On Wikipedia, it says
On every tangent bundle $TM$, considered as a manifold itself, one can define a canonical vector field $V : TM → TTM$ as the diagonal map on the tangent space at each point. This is possible because the tangent space of a vector space W is naturally a product, $TW \cong W \times W$, since the vector space itself is flat
https://en.wikipedia.org/wiki/Tangent_bundle
Does anyone know if there is a proof that $TW \cong W \times W$? Thanks!
For any point $p\in W$, any vector $v\in W$, one can define a path $\gamma:t\mapsto p + t v$: clearly $\gamma(0) =p$ and $\gamma'(0)=v$. Conversely, given a path $\gamma$, with $\gamma (0) =p$, $$ {\gamma(h) -\gamma (0)\over h }\in W,$$ for all (small, say) non-zero $h$. Hence, $\gamma'(0)\in W$. Therefore, we have the natural identification $TW = \{(p,v) \in W\times W \}$.
Addition
The following is in response to the comment below asking for motivation and a clarification about 'what is' $T_xW$.
I think most people secretly think of the tangent space $T_xW$ fairly concretely, a la vector calculus, much as above, as the space of derivatives $\gamma'(0)$ of curves $\gamma:\mathbb R \to W$ through the point $x=\gamma(0)$. This works, as is, if one knows that the manifold is sitting inside some kind of ambient Euclidean space, because then we can calculate and define a tangent vector $v$ by
$$ v= \gamma'(0) = \lim_{h\to 0} {\gamma(0+h) -\gamma(0)\over h}.$$ That is, one can do this because the above difference, quotient, and limit make sense. For general manifolds $W$, one has to go through some kind formalism for any definition or calculation, but the result has to be consistent with above. I would say that the sages have done this by replacing the frame work provided by an'ambient space' with one that uses nice test functions $f \colon W \to \mathbb R$: the composition $f\circ \gamma$ is a function from $\mathbb R$ to $\mathbb R$, so one can again understand $$ {d\over dt}\Bigg\rvert_{t=0}\, f \circ \gamma = \lim_{h\to 0} {(f\circ\gamma)\,(0+h) -(f\circ\gamma)\,(0)\over h}.$$ At this point one identifies a tangent vector $v$ with the set of $\gamma$ for which the preceding gives the same result for any fixed test function $f$, i.e., one defines $v$ as functional (function on some set of functions - or more correctly, on some set of equivalence classes of functions) by the formula
$$ v(f)= {d\over dt}\Bigg\rvert_{t=0}\, f \circ \gamma,$$ for some equivalence class of $\gamma$. This matches up with the vector calculus version, because of the chain rule.

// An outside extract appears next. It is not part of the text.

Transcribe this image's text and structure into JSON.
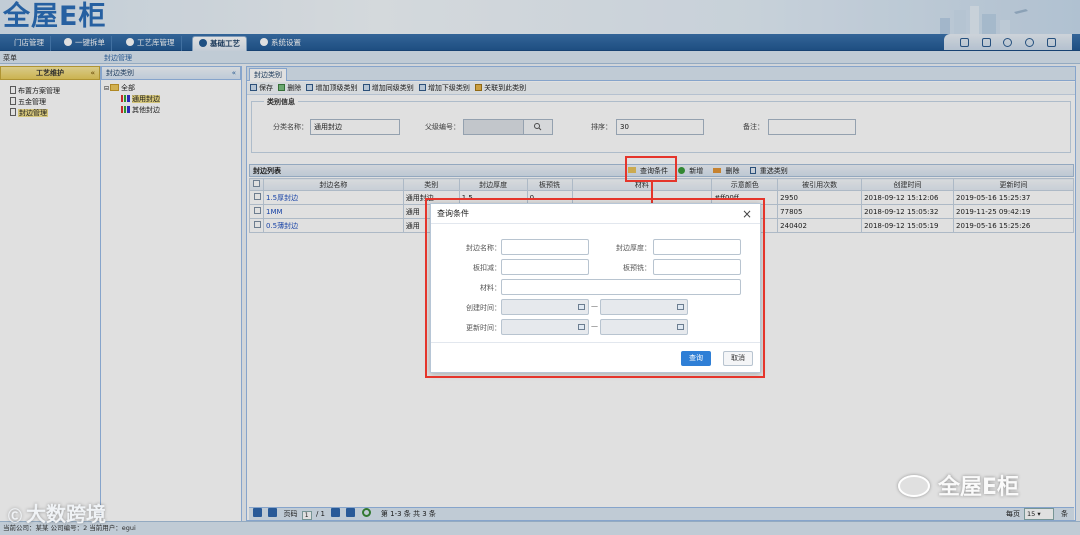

How one does this - or how the sages do this - formally and rigorously depends on the approach to define a manifold - i.e. by charts and atlases, or as a locally ringed space - and what equivalent choice of definition of 'functional' one uses (derivation, or as an element of the dual $m/m^2$, where $m$ is the maximal ideal of functions - or equivalence classes of functions - vanishing at $x$)... One has to show that given the 'functional' $v$ - i.e., 'the' tangent vector $v$ - that there is a corresponding curve $\gamma$ - but that is 'clear' because of charts, say, and because one can do so in $\mathbb R^n$. For a more complete and (somewhat official) reference, see the "Formal Definitions" section of https://en.wikipedia.org/wiki/Tangent_space.
N.B. I hope that this addition motivates and explains the first part of the answer - i.e., given a point $x\in W$, and $v\in W$ ($W$ is now not the arbitrary manifold, but the vector space), there is a corresponding curve $\gamma$ such that $\gamma(0)= x$ and $\gamma'(0)=v$, and vice versa; this identification corresponds to the construction above. Hence we can identify $T_xW = W$, and $TW= W\times W$.